Department of Radiation Oncology, Johns Hopkins Hospital, Baltimore, Maryland.
Department of Oncology, Oslo University Hospital-Radium Hospital, Oslo, Norway.
Prostate. 2020 Nov;80(15):1322-1327. doi: 10.1002/pros.24059. Epub 2020 Aug 17.
Dose escalated radiation therapy (RT) combined with long-term androgen deprivation therapy (ADT) is a standard of care option for men with high-risk and locally advanced prostate cancer (PCa). However, the optimal dose of escalated RT and ADT is not known. Here we assessed the impact of radiation dose and length of ADT on biochemical recurrence in a multi-institutional cohort stratified by the Cambridge prognostic group (CPG). We hypothesized that radiation dose and length of ADT would impact outcome in similar risk groups of our patients.

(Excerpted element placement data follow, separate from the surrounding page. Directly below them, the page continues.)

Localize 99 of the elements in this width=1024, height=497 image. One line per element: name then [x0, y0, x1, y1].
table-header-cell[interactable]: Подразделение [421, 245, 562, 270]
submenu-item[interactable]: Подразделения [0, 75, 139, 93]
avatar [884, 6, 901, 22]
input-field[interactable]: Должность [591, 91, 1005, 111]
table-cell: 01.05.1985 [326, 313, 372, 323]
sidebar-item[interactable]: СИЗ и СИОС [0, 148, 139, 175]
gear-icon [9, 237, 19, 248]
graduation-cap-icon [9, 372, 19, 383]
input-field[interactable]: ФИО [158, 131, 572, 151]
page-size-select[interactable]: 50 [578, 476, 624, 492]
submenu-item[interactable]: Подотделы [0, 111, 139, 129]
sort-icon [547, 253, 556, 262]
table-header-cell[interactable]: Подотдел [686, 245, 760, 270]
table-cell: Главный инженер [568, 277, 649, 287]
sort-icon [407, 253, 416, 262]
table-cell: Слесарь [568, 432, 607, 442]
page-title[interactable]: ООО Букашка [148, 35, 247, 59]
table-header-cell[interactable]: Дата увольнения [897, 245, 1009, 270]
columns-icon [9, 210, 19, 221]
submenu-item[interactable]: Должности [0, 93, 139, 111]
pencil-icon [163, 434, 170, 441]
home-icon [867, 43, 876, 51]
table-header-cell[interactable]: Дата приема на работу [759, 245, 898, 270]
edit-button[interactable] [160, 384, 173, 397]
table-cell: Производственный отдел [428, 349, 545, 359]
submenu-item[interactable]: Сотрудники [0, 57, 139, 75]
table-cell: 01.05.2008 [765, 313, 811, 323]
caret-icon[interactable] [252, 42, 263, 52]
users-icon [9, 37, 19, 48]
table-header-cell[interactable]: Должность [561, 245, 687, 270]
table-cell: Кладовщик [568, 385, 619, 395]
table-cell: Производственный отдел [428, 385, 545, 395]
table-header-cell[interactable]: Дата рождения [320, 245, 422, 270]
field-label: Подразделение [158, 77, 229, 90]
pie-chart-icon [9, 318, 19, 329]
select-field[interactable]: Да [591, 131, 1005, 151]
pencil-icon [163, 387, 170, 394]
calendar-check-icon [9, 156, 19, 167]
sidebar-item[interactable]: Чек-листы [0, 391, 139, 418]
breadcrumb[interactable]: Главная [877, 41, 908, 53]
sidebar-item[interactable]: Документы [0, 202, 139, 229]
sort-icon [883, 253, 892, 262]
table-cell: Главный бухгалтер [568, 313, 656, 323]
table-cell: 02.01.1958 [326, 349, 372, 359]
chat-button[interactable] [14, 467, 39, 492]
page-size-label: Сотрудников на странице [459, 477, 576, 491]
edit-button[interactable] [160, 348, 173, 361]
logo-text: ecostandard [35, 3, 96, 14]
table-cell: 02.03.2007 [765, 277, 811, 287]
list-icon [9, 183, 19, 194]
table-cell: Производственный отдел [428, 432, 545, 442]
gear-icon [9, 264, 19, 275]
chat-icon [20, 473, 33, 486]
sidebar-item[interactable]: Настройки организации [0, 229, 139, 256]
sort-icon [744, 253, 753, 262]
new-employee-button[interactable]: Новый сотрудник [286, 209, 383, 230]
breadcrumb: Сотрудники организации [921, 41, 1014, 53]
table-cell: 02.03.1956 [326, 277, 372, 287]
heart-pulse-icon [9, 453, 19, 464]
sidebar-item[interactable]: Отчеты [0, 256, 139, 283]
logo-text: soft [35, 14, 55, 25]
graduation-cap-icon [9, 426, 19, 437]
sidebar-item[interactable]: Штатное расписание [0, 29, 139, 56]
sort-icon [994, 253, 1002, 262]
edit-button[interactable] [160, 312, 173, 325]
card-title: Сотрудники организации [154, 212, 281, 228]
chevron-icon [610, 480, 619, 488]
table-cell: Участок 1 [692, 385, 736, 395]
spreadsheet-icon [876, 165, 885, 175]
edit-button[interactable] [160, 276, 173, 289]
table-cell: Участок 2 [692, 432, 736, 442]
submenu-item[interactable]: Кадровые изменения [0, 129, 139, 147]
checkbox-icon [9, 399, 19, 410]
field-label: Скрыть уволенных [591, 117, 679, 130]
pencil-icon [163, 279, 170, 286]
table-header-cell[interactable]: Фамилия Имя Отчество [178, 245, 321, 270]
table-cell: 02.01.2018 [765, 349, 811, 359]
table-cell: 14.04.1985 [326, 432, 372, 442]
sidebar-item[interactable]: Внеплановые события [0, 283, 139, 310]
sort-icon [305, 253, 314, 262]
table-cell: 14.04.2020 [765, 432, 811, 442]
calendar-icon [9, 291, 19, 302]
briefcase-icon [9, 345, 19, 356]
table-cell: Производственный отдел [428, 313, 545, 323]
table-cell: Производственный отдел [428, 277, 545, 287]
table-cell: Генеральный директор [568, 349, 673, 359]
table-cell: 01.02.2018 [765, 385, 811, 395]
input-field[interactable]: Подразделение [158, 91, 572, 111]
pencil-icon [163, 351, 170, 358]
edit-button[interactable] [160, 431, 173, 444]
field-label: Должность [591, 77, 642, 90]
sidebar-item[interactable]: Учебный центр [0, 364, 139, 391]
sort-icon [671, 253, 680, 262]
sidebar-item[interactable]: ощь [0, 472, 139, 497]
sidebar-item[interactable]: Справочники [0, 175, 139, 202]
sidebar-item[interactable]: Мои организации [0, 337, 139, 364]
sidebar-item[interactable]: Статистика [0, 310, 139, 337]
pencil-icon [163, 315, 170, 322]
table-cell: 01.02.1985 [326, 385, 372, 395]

Two-hundred and forty-four patients were included, 132 from Oslo University Hospital, Department of Oncology and 112 from Johns Hopkins Hospital, Department of Radiation Oncology. Biochemical recurrence was defined as prostate-specific antigen (PSA) nadir +2 ng/mL. Time to recurrence was estimated using Kaplan-Meier analysis and when stratified by CPG the log-rank test was used. Cox regression analysis was performed to identify factors associated with risk of recurrence. Site of recurrence was investigated.
The median follow-up time was 7.4 years. The vast majority (71%) of patients were classified as high-risk (CPG 4) or very high-risk features (CPG 5). Significantly more PSA recurrences occurred in CPG 5 (41%) compared with CPG 4 (25%) (P = .04) and five-year cumulative recurrence-free survival was lower for CPG 4 and 5 (89% and 68%) compared with CPG 1, 2, and 3 (100%, 100%, and 93%). The recurrence-free survival for CPG 5 was significantly higher for prostate irradiation of 80 Gy as compared with 74 Gy (P = .011). For CPG 4 and 5 no local recurrences were detected in patients receiving 80 Gy. On stepwise Cox regression analysis neither age nor length of ADT were independent prognostic factors for recurrence free survival.
Prostate dose escalation from 74 to 80 Gy decreases risk of recurrence in high-risk PCa. Further studies are needed to identify the optimal combination of ADT and RT.
对于高危和局部晚期前列腺癌(PCa)患者,剂量递增放疗(RT)联合长期雄激素剥夺治疗(ADT)是一种标准的治疗选择。然而,递增 RT 和 ADT 的最佳剂量尚不清楚。在这里,我们评估了辐射剂量和 ADT 长度对按剑桥预后组(CPG)分层的多机构队列中生化复发的影响。我们假设辐射剂量和 ADT 长度会在我们患者的相似风险组中影响结果。
共纳入 244 例患者,其中 132 例来自奥斯陆大学医院肿瘤学系,112 例来自约翰霍普金斯医院放射肿瘤学系。生化复发定义为前列腺特异性抗原(PSA)最低点+2ng/mL。使用 Kaplan-Meier 分析估计复发时间,当按 CPG 分层时,使用对数秩检验。进行 Cox 回归分析以确定与复发风险相关的因素。研究了复发部位。
中位随访时间为 7.4 年。绝大多数(71%)患者被归类为高危(CPG 4)或极高危特征(CPG 5)。CPG 5(41%)的 PSA 复发明显多于 CPG 4(25%)(P=.04),CPG 4 和 5 的五年无复发生存率(89%和 68%)低于 CPG 1、2 和 3(100%、100%和 93%)。与 74Gy 相比,CPG 5 的前列腺照射 80Gy 显著提高了无复发生存率(P=.011)。对于 CPG 4 和 5,接受 80Gy 治疗的患者未检测到局部复发。逐步 Cox 回归分析表明,年龄和 ADT 长度均不是无复发生存的独立预后因素。
高危 PCa 中前列腺剂量从 74Gy 增加到 80Gy 可降低复发风险。需要进一步研究以确定 ADT 和 RT 的最佳组合。